En este contexto, recordaron que entre 2012 y 2024 más de 2.250 personas defensoras del medio ambiente fueron asesinadas en la región, según la organización Global Witness.
Las entidades señalaron que el asesinato de Cáceres “es el resultado de una operación criminal organizada, planificada y ejecutada”, y alertaron de que los intereses económicos que impulsaron su muerte siguen vigentes: “Su legado muestra cómo los intereses capitalistas, locales y transnacionales se imponen por encima de la defensa de los recursos naturales”.
Advirtieron, además, de que estas dinámicas continúan amenazando a quienes hoy sostienen luchas socioambientales frente a proyectos extractivos.
Nueva ofensiva contra la familia
La conmemoración coincidió también con la denuncia pública del Consejo Cívico, que el pasado 26 de febrero alertó de una nueva ofensiva contra la organización y la familia de Cáceres.

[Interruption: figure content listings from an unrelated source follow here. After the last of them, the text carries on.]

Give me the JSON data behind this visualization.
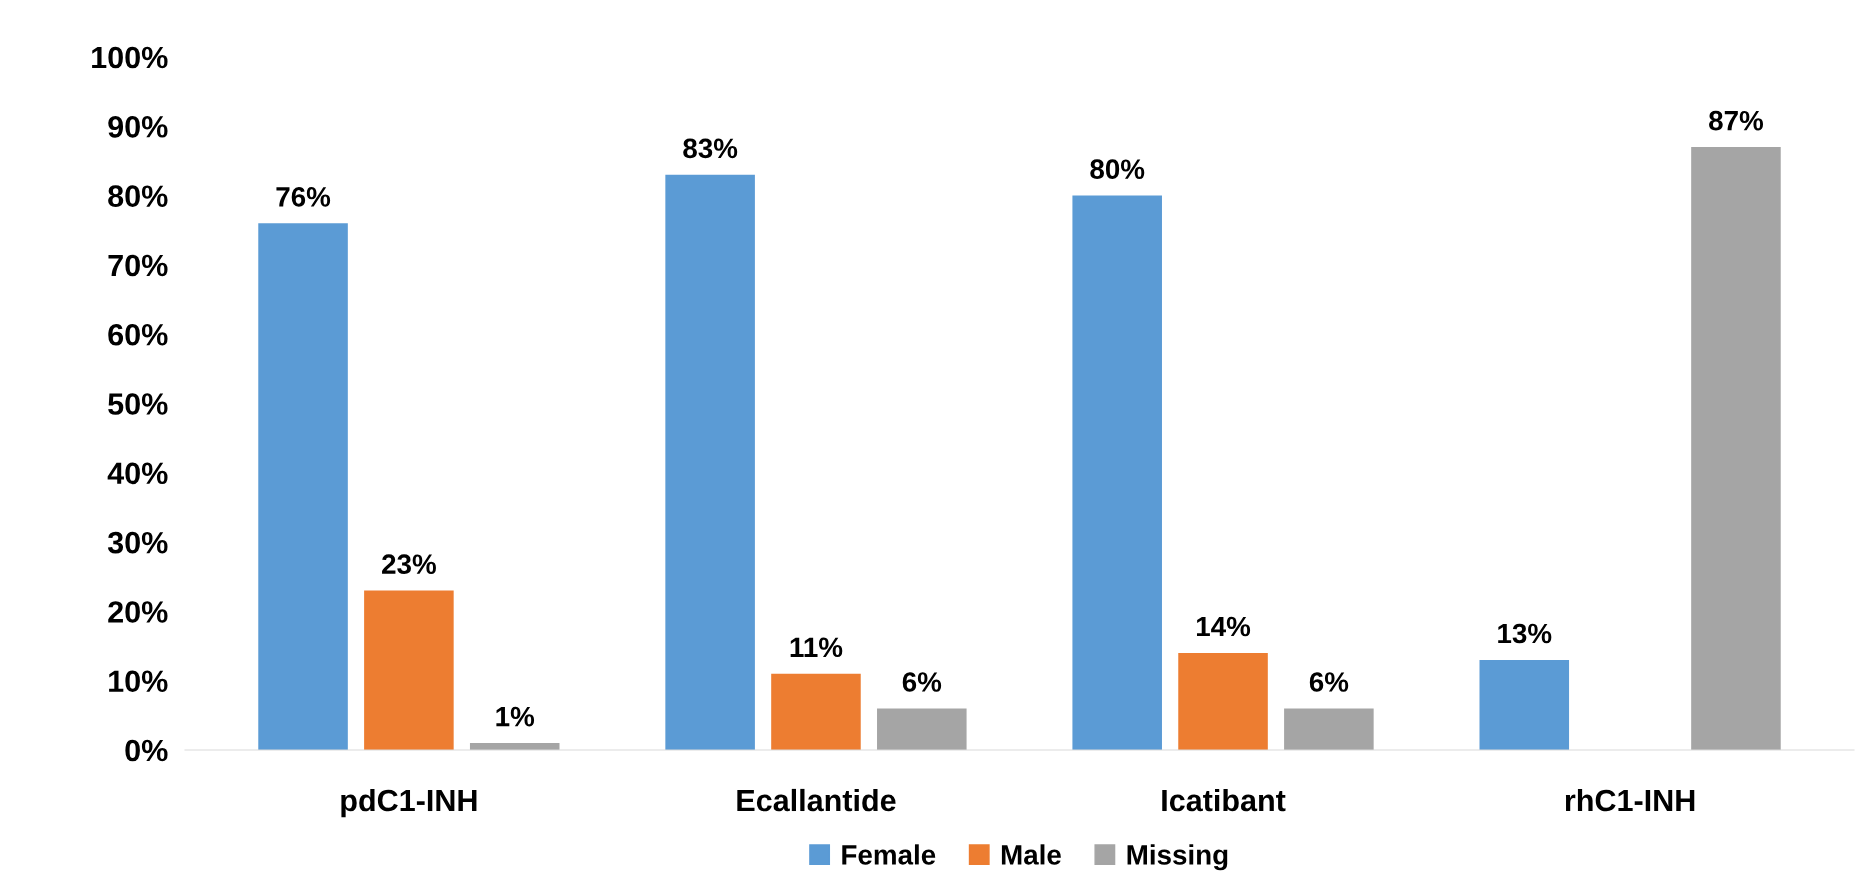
{
  "chart_data": {
    "type": "bar",
    "categories": [
      "pdC1-INH",
      "Ecallantide",
      "Icatibant",
      "rhC1-INH"
    ],
    "series": [
      {
        "name": "Female",
        "color": "#5b9bd5",
        "values": [
          76,
          83,
          80,
          13
        ],
        "value_labels": [
          "76%",
          "83%",
          "80%",
          "13%"
        ]
      },
      {
        "name": "Male",
        "color": "#ed7d31",
        "values": [
          23,
          11,
          14,
          0
        ],
        "value_labels": [
          "23%",
          "11%",
          "14%",
          null
        ]
      },
      {
        "name": "Missing",
        "color": "#a5a5a5",
        "values": [
          1,
          6,
          6,
          87
        ],
        "value_labels": [
          "1%",
          "6%",
          "6%",
          "87%"
        ]
      }
    ],
    "ylim": [
      0,
      100
    ],
    "yticks": [
      {
        "value": 0,
        "label": "0%"
      },
      {
        "value": 10,
        "label": "10%"
      },
      {
        "value": 20,
        "label": "20%"
      },
      {
        "value": 30,
        "label": "30%"
      },
      {
        "value": 40,
        "label": "40%"
      },
      {
        "value": 50,
        "label": "50%"
      },
      {
        "value": 60,
        "label": "60%"
      },
      {
        "value": 70,
        "label": "70%"
      },
      {
        "value": 80,
        "label": "80%"
      },
      {
        "value": 90,
        "label": "90%"
      },
      {
        "value": 100,
        "label": "100%"
      }
    ],
    "grid": false,
    "legend": "bottom"
  }
}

Según el comunicado, miembros de la familia Atala, vinculada al proyecto hidroeléctrico Agua Zarca, han lanzado campañas de difamación y ataques digitales contra el COPINH desde que en diciembre de 2023 se emitiera una orden de captura contra Daniel Atala Midence, gerente financiero del proyecto, actualmente prófugo.
El análisis técnico de la organización identifica a Carolina Atala Midence como promotora de estos ataques, incluso desde su perfil en X, donde, según la organización popular, se incita al odio y la estigmatización.

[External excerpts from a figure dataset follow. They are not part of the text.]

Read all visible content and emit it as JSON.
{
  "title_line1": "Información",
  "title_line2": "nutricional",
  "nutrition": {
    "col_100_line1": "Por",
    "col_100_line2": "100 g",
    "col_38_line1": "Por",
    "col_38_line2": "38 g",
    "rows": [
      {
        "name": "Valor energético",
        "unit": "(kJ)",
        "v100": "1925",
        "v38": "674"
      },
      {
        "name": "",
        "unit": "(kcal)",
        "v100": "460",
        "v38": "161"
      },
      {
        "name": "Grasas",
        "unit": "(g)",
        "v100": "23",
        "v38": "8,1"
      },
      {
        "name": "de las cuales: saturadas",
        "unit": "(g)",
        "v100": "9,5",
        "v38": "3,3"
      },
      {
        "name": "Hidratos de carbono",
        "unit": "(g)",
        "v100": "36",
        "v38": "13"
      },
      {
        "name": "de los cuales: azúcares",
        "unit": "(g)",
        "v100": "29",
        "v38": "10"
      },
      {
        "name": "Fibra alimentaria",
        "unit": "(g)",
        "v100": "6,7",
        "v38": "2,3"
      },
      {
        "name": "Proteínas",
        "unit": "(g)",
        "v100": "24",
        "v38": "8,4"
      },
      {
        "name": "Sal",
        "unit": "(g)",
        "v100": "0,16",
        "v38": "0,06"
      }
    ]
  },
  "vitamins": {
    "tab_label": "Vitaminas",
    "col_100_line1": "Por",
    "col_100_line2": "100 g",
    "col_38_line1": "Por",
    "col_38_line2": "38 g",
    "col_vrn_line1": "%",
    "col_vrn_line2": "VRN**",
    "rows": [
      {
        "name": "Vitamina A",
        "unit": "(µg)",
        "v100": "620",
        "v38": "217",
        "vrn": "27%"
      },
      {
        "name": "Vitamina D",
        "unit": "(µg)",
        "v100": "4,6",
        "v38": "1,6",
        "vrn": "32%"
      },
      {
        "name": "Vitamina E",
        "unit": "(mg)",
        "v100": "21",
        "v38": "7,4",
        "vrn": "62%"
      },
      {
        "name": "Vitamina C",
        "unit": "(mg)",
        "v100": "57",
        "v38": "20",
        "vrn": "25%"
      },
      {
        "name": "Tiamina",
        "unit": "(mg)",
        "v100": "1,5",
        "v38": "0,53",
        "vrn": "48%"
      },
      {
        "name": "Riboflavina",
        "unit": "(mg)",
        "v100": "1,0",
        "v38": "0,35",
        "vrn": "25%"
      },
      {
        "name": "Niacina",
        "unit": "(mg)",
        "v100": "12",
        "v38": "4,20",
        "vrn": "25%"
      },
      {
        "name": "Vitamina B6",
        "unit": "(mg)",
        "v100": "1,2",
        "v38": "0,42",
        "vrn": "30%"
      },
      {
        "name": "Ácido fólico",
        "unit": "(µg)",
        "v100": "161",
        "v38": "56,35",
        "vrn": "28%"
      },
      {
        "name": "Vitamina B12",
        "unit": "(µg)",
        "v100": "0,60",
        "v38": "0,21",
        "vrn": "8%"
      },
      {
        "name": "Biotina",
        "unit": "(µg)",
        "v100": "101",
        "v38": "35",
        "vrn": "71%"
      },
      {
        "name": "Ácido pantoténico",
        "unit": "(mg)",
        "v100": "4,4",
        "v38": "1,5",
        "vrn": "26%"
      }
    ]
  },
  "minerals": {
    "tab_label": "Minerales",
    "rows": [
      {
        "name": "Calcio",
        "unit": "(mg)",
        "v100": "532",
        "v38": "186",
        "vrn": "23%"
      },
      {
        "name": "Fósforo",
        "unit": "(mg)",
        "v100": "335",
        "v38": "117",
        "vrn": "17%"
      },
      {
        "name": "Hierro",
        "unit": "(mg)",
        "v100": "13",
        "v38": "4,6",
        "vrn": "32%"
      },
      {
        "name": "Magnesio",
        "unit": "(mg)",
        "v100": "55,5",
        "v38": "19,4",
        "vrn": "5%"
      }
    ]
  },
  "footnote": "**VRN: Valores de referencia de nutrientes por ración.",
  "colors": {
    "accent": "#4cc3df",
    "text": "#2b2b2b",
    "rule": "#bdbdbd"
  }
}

El COPINH vincula esta campaña con “acciones de manipulación mediática” destinadas a ocultar las conexiones de la familia Atala con el crimen, como reveló el Grupo Interdisciplinario de Expertos Independientes.
Asimismo, responsabiliza directamente a los miembros de esta familia de cualquier agresión contra la organización o contra los hijos e hijas de Cáceres, a la vez que exige al Estado hondureño una investigación rigurosa.
El comunicado recuerda también el atentado con arma de fuego ocurrido en noviembre de 2025 en el Centro Utopía, en La Esperanza, un hecho aún sin esclarecer, y subraya que los hostigamientos no son aislados.
Documentaciones de redes de derechos humanos, como IM-Defensoras, registran un largo historial de vigilancia, violencia policial, filtraciones de datos, dilaciones judiciales, amenazas y ataques contra el Consejo Cívico de Organizaciones Populares e Indígenas de Honduras desde el asesinato de su lideresa.